Itsmeitscathyivecomehome · 17/02/2023 15:35

WinterFoxes · 11/02/2023 13:45

OP, I am so sorry. It is utterly shit at this stage. You've hit the hormonal low that is dismissively called the baby blues - a week after the birth. This is a new life for everyone. You are sleep deprived, have no routine yet.

First - of course your house is a bomb. Is there anyone who can help to tidy and clean it - a friend, family member, hired help? Just in the short term while you and your partner are exhausted.

Can your DP take the toddler out at weekends for some one-on-one time? Can you give him some treats and toys that are 'only for big toddler boys and not for babies'. Focus on what baby can't have but you and he can have: you and he can have lovely biscuits (or fish fingers - whatever. You and he can do jigsaws/drawings etc - just to reassure him that you haven't forgotten him and that he has a special irreplaceable role in your life and the family.

Please don't beat yourself up about formula milk. As my lovely sister said when I felt so guilty about FF: it wouldn't exist if millions of babies didn't thrive on it. And she's right. The advantage is that someone else can do the feed.

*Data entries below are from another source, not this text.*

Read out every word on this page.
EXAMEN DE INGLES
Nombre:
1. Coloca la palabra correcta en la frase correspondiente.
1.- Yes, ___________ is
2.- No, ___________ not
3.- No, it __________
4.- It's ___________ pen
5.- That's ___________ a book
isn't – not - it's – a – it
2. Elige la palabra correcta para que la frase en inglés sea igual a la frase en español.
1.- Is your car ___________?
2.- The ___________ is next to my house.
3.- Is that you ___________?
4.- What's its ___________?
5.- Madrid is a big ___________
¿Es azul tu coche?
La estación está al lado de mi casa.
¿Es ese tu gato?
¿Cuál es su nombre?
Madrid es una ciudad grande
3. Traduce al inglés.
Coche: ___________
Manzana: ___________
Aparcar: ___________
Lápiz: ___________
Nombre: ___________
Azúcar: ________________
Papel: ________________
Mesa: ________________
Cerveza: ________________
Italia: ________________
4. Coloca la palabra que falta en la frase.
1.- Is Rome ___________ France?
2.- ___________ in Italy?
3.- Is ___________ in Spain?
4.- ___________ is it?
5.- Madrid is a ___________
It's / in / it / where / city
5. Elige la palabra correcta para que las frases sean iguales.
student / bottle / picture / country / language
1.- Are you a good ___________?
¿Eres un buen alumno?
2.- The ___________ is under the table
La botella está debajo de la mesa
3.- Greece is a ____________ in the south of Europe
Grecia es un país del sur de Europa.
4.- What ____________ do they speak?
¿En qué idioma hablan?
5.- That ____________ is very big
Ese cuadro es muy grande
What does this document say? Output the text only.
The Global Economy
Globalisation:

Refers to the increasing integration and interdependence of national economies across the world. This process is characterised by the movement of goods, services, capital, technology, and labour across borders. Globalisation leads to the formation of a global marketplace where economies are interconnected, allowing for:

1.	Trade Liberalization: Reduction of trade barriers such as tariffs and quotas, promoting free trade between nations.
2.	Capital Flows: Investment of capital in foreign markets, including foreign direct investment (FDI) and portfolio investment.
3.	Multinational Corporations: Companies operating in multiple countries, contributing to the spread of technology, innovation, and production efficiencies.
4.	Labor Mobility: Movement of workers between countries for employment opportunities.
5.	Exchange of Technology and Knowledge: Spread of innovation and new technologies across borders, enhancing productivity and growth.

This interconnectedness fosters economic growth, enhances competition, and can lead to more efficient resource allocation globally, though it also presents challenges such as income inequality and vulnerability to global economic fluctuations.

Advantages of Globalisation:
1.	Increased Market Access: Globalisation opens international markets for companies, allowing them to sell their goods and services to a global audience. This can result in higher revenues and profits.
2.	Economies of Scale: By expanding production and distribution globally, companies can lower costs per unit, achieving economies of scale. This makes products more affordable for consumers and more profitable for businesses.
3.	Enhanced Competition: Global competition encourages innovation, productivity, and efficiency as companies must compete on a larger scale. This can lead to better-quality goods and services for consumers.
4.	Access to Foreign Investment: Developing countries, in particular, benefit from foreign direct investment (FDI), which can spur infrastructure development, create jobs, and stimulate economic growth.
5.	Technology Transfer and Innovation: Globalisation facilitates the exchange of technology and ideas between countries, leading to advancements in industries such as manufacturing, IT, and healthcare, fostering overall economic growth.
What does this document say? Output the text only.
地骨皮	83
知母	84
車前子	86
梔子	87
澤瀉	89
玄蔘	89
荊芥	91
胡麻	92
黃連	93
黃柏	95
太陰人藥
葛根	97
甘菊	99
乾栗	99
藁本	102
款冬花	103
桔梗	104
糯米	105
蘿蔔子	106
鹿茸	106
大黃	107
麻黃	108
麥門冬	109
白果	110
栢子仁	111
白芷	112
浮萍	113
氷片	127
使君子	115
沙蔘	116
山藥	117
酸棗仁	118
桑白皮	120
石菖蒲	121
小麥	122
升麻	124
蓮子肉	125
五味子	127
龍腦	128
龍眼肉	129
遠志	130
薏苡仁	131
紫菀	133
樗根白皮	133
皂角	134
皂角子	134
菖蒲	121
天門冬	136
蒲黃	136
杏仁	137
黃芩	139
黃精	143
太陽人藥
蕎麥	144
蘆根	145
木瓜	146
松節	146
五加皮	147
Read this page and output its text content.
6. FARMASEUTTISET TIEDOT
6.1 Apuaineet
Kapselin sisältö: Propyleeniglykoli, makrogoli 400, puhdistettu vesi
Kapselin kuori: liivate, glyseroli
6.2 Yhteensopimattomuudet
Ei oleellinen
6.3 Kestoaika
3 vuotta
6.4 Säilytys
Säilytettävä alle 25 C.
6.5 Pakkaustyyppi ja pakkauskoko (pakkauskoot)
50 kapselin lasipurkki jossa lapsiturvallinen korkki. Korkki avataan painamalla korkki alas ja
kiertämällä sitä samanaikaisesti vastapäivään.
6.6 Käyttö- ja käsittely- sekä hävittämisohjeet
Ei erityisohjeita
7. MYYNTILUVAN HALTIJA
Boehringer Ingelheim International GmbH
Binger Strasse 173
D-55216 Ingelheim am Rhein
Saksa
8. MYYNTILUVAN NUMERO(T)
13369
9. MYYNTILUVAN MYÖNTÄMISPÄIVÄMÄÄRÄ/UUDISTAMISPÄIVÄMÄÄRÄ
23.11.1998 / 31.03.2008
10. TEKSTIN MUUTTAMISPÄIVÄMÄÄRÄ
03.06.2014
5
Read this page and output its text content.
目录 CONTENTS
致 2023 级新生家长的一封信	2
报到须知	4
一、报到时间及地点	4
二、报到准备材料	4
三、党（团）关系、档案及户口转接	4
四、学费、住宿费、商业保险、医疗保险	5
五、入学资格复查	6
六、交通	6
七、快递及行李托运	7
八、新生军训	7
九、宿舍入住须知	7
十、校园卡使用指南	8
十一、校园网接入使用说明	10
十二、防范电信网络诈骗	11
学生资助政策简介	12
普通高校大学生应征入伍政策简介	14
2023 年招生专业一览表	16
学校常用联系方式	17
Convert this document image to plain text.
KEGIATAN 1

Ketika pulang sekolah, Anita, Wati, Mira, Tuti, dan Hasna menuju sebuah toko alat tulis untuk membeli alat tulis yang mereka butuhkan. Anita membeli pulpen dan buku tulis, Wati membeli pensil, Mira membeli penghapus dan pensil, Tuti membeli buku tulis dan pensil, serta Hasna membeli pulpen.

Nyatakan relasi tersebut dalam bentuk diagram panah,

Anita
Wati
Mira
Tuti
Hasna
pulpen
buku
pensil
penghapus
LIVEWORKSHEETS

You will get through this. Tip of a house, formula feed, brink of tears, clingy baby, monster toddler - all these are temporary. they will pass. Hang in there - all fed, none dead is the mission. Soon you will settle into a routine.

Thank you so much for this reply. Now 2 weeks in. I took them both for a walk today alone so that feels like a massive win.

thank you for reminding me this will all pass. You forget how difficult it is with no routine in the early days.

Im still so tearful and hormonal but I will have bookmarked your reply to look at when I’m having a wobble.

thann you x

OP posts:
Keha · 17/02/2023 23:17

OP, I was you about 4 months ago. It gets easier. Not really sure how but things settle down and you work out how to juggle things. House is still a mess and quite often feel a bit of guilt that I'm ignoring one or the other BUT it's got so much easier. Hang in there and ask for/take any help.